Casablanca and Communist beer.
Casablanca et communiste bière.
Casablanca y Comunista cerveza
Este texto foi originalmente publicado em Campus, suplemento do jornal O Dia, que circula semanalmente em Maceió. 24 a 30 de maio, ano 03, nº 0117, 2015
Plínio Lins, jornalista,
66 anos e 39 de profissão. Nasceu na Tijuca e se criou na Ilha do Governador.
Fugiu do Rio em 1970, na ditadura, porque sentiu aquilo que Gilberto Gil canta:
“amigos presos, amigos sumindo assim, pra nunca mais...”. Chegou em Maceió em
1973, pobre de marré, para conhecer a cidade. Gostou e foi ficando. Para
sobreviver, lavou carros, deu banho em cachorros, foi massagista de madame e
vendeu jazigos do Parque das Flores. Depois trabalhou como comprador em usina,
deu aulas e foi bancário da Caixa. No jornalismo, começou em 1976 na Rádio Novo
Nordeste, trabalhou na TV Gazeta, jornal
Gazeta em três ocasiões, Tribuna de Alagoas, O Diário e O Jornal, e fez fila em
semanários. Como colaborador voluntário e militante comunista, teve trabalhos
publicados nos jornais A Classe Operária, Tribuna Operária e na revista Princípios. Atualmente é assessor parlamentar no Senado.
Dois dedos de prosa
Casablanca foi um bar
que marcou época em Maceió e Campus teria que abordá-lo. Foi quando procuramos
o Marola, ex dono do bar e hoje da Marola Produções e Locações. Juntos lembramos do nome do Plínio Lins que
aceitou a encomenda e nos deu este belo texto.
Um pouco da vidada
boemia de esquerda aparece, nesta iniciativa singular de militantes do PCdoB, à
época.
Vamos agradecer ao
Plínio e ao Marola eu nos deu as fotografias.
Um abraço em ambos.
Luiz Sávio de Almeida
Bar Casablanca, 1989-1996: a cerveja comunista
O boteco de esquerda que tinha tudo para dar errado fez história na
vida cultural e política de Maceió
Plínio Lins
Foi um ano curioso, aquele de
1989. Talvez por ser o dos 100 anos da República.

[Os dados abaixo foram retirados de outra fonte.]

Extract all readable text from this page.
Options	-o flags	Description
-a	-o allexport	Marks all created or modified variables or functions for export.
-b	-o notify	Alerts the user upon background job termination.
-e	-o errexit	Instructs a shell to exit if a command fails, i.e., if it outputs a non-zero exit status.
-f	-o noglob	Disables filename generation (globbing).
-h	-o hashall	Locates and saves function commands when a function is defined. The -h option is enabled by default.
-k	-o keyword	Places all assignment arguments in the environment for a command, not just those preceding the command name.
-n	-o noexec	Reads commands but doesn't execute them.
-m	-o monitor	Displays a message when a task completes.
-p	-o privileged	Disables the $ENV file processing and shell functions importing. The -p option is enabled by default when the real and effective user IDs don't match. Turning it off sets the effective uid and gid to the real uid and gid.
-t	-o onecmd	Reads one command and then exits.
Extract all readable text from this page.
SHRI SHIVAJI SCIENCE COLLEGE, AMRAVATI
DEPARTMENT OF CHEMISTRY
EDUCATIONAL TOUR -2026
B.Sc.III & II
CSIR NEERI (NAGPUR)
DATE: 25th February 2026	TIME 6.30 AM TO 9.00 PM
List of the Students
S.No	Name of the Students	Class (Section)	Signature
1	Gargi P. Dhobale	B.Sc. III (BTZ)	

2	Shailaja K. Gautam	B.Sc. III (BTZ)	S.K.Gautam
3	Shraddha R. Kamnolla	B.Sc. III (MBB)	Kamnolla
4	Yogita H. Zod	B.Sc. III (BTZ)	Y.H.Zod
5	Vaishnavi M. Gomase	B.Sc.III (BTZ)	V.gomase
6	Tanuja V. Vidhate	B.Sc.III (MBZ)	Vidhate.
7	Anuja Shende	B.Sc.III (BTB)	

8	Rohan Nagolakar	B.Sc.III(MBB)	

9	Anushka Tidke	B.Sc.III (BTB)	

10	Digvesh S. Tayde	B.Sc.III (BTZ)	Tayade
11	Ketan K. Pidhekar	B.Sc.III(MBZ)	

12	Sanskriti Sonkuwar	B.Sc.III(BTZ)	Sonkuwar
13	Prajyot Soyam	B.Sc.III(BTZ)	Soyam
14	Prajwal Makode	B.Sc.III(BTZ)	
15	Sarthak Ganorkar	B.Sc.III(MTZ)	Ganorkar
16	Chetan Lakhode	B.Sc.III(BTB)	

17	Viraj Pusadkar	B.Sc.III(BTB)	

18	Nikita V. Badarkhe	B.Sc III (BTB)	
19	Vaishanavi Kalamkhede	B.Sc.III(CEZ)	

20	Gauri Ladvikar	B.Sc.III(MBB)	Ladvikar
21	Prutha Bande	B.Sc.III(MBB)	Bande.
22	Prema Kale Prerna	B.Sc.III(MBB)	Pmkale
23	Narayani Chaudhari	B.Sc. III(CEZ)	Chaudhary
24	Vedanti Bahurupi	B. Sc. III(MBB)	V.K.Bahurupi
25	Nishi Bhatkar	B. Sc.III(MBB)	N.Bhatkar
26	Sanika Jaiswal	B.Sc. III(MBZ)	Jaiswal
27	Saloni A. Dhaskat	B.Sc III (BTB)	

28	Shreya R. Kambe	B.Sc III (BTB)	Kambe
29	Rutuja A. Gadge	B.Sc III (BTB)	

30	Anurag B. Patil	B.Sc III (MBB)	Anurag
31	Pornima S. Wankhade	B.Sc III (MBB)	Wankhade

Ou porque o Botafogo foi
campeão carioca, e logo em cima do glorioso Flamengo (1 a 0 na final), ou por
outro motivo misterioso qualquer.
Para o autor destas lembranças, 1989
foi o ano do aniversário de 40 anos, e também da experiência fascinante de
viver e participar, em São Paulo, da primeira campanha eleitoral de presidente
da República depois da ditadura (Lula x Collor), trabalhando no comitê nacional
de Lula, em diversas ocasiões conversando pessoalmente com o candidato da
Frente Brasil Popular – a emocionante campanha do Lula-lá.
O ano de 1989 foi curioso
principalmente porque o país vivia o sufoco do final do governo Sarney. Mas a
reconquista da liberdade e a proximidade da eleição direta para presidente
animava as pessoas. Ainda mais em Alagoas: um dos candidatos era Fernando Collor,
apoiado pela maioria e combatido pela esquerda.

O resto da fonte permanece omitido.